In 2016, CEO Markus Braun was arrested on charges related with fraud and false
accounting. COO Jan Marsalek fled and disappeared and the company Wirecard
announced it was to file for insolvency.

CONCLUSION
The importance of good corporate governance cannot be overstated. The goal of corporate
governance is to protect and enhance shareholder value while simultaneously considering the
interests of other stakeholders. The failure of Wirecard was caused by the series of illicit
activities that grew so large that bankruptcy was unavoidable. This is a clear case of
misalignment of interests between management and stakeholders. The relevant authorities in
Germany and other European countries will need to reform the current financial regulation of
fintech and other relevant sectors in order to strengthen their Corporate Governance system.

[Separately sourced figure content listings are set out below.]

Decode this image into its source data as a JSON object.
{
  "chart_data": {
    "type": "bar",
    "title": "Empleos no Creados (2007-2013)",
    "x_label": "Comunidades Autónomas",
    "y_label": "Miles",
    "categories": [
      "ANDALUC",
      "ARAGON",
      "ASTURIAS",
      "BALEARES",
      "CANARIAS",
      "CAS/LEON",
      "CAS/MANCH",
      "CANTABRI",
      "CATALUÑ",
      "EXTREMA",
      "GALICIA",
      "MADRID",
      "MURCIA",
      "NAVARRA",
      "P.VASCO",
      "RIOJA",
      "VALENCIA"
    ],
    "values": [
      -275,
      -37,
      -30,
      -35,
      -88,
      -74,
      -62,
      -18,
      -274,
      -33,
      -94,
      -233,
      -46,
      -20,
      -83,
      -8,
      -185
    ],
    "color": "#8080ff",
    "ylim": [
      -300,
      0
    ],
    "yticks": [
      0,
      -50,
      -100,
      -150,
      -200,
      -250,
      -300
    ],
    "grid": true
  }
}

Conflict between investors and managers has existed for centuries and will continue to be a
source of concern as long as business is conducted through the corporate structure. Future
economic crises and business scandals will undoubtedly rekindle concerns about corporate and
executive accountability. To make the mission of corporate governance meaningful, it is
desired that the Board of Directors adopt a significant change in their perceptions. In their new
role as corporate governors, company directors must rise above personal desire and aptitude.
Corporate governance is increasingly being recognized as an essential element of long-term
economic growth. Strong governance is important for promoting growth, improving access to
low-cost capital, ensuring appropriate risk mitigation, and increasing the economy's overall
productive capacity. Corporate earnings are no longer the exclusive measure of success, and
global acknowledgment of corporations' power and responsibilities is growing. As time passes
and the world becomes more aware of the most pressing challenges, governance will continue
to evolve, with investors and boards defining and leading the way. The endeavor of good
governance is an ongoing process that requires the continuous adoption of best practices to
ensure truth, transparency, accountability, and responsibility in all dealings with employees,
shareholders, consumers, and the public at large.